COS 61-4 - First evidence for hydraulic fragmentation in an herbaceous aridland perennial: Cryptantha flava

Wednesday, August 6, 2008: 9:00 AM
102 B, Midwest Airlines Center
Roberto Salguero-Gomez, Centre for Biodiversity and Conservation Science, The University of Queensland, Brisbane, Australia and Brenda Casper, Department of Biology, University of Pennsylvania, Philadelphia, PA
Background/Question/Methods

Hydraulic fragmentation, the preferential transport of resources from particular roots to a specific sector of the shoot, is thought to confer several advantages: (i) lowering whole-plant mortality risk by localizing stress, avoiding disease spread , and runaway embolisms (ii) increasing the overall plant efficiency of resource uptake, and (iii) ensuring costly vital functions such as reproduction, by preventing the sharing of resources between efficient and inefficient foraging units.

Although common in arid ecosystems, hydraulic fragmentation has only been recognized in woody species.  Here, evidence is presented for hydraulic fragmentation in the herbaceous aridland perennial Cryptantha flava (Boraginaceae).  Individuals consists of 1 to >100 leaf rosettes that connect via a caudex to a single taproot.  Lateral roots branch from the taproot at 10-30 cm depth.

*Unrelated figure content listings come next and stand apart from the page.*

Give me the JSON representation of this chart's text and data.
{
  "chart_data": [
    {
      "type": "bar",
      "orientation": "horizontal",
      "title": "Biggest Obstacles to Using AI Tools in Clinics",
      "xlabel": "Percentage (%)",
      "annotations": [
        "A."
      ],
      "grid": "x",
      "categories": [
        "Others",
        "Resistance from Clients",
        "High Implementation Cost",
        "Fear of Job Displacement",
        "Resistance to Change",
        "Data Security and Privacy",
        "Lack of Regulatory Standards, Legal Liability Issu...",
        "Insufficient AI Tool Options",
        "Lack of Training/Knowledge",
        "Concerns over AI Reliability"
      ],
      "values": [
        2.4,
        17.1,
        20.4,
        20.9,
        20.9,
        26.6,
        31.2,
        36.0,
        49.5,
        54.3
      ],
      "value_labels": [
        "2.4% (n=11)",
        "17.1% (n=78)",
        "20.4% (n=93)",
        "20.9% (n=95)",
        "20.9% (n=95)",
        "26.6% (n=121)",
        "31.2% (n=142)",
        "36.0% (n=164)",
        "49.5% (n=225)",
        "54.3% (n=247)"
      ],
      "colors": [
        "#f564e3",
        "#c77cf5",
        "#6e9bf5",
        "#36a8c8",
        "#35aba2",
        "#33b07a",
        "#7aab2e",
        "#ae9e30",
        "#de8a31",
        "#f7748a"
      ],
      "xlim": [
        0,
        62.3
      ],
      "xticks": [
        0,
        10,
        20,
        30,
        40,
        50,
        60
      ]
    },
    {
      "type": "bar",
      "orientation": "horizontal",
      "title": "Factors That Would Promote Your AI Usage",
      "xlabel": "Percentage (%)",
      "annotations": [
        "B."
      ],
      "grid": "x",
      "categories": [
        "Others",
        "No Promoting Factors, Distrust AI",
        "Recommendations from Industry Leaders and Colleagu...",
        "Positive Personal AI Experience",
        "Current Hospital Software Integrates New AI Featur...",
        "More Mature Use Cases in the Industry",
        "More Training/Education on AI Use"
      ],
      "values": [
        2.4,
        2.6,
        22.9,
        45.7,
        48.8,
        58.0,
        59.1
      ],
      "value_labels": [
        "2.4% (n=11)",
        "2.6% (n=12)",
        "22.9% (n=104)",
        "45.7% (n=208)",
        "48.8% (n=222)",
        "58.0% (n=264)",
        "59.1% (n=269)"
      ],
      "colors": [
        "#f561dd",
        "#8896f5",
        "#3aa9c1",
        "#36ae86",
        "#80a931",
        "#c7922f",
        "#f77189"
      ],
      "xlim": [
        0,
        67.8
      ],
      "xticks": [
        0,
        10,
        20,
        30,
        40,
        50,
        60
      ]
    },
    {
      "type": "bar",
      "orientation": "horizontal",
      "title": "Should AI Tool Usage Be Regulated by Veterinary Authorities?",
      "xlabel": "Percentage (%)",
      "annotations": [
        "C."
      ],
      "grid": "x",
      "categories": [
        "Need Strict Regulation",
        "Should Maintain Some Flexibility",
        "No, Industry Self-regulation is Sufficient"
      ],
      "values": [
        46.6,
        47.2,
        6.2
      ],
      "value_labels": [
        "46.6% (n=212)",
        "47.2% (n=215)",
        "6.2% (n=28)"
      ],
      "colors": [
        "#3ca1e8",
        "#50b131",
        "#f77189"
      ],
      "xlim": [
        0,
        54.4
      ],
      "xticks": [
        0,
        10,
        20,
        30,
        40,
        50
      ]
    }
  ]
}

Hydraulic pathways were tracked using dyes (acid fuchsin, FCF fast green, toluidine blue). An individual lateral root and/or the main taproot was excavated in situ, cut under water and the cut end immediately placed in a 25 mL container with a dye solution (0.5% v/w).  Additionally, a root injury experiment was implemented in which either one lateral root or the taproot was severed in order to examine effects on shoot wilting (12 juveniles, 24 adults).

Results/Conclusions

When dye was applied to a lateral root, the distribution of dye within the shoot supported hydraulic fragmentation.  Each dye traveled from a particular lateral root to a spatially aggregated group of leaf rosettes.  However, when dye was administered to the taproot, the entire individual wilted very rapidly, and no dye was observed in the shoot, probably due to induced cavitation.  Thus lateral roots seem to supply particular portions of the shoot while the taproot seems to supply the entire shoot.  Additionally, there is an ontogenetic effect in the degree of fragmentation.  Juveniles did not wilt when one lateral root was injured, suggesting compensating hydraulic integration, while in adults a portion of the shoot wilted and never recovered from a similar injury.  In order to assure that dye was not simply following the least hydraulically resistance pathway even though other pathways were possible, transpiration was impeded by saturating the surrounding environment of the dyed rosettes with water; then the plant was examined for the redistribution of dye.  After 24-h dye showed up in other rosettes in juveniles, and nowhere else in large adults.  These results, as well, support hydraulic fragmentation but demonstrate ontogenetic differences in the degree of fragmentation.